Well then, let this be a lesson to any who would deign make convert to Christ through the theories of evolution!
Oh my goodness, that would be a ridiculous tactic. Just as ridiculous as trying to make converts by denying evolution. Evolution is just some knowledge we have about nature. It doesn't touch on the things of the spirit, like conviction of sin, repentance, faith and forgiveness.
Evolution is not relevant to the preaching of the gospel. Or at least it wouldn't be relevant if some Christians did not play the role of Augustine's fool and claim the scriptures teach nonsense about evolution.
Because of such fools, wiser Christians are forced into damage control, assuring believers and non-believers alike that this foolish denial of the facts of evolution and evolutionary history do not conflict with the teaching of scripture.

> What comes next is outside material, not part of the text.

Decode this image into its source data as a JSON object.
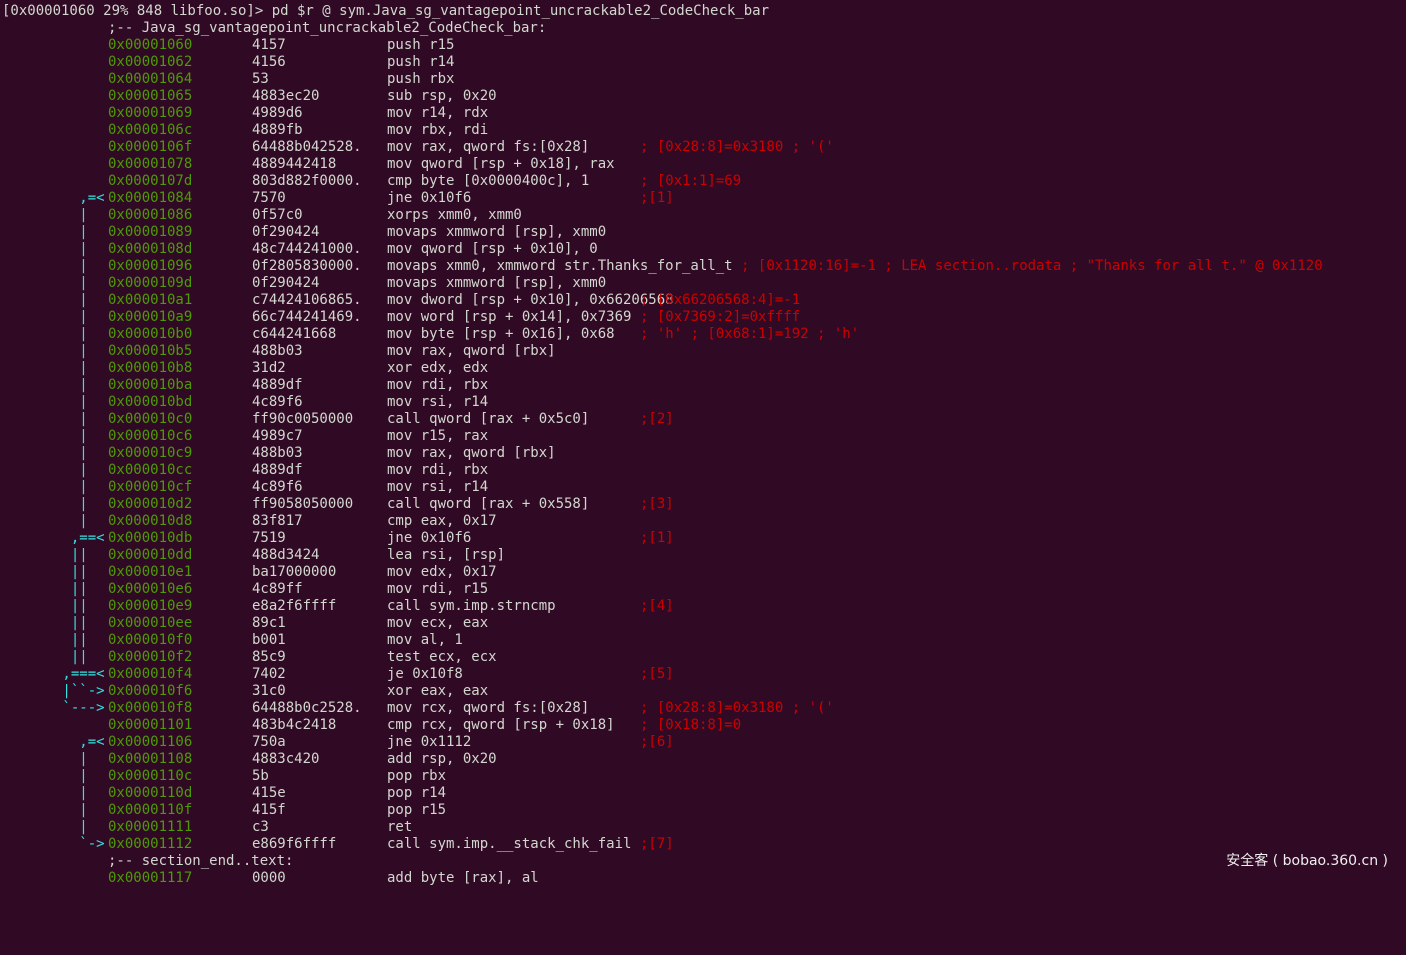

We see an example of that in Francis Collins, the famous geneticist who worked on the Human Genome Project. In his semi-biographical work The Language of God, he speaks of his youthful understanding that as a scientist, he had to be an atheist: it was just something he took for granted.
His conversion did not come about because he learned his science was wrong; but because ordinary people among his patients displayed faith and confidence in God---and because he learned from some wise Christian teachers that what he knew about science could be brought whole into a Christian life. He could be a scientist, knowing all he knew about genetics, without being forced into atheism.
The theory of evolution my dear.
And nowhere is Augustine's advice more needed, for the relationship of Christians with science has been thoroughly poisoned by the foolishness of tying scripture to what scientists know to be false in the field of evolution.
I have been wrestling with this problem for 30 years, and it is a joy now to see so many Christians who are producing good work on the role of evolution in creation, in contrast to the era of my youth when almost the only thing we saw was shoddy pseudo-science masquerading as scriptural teaching or shoddy theology claiming support from science.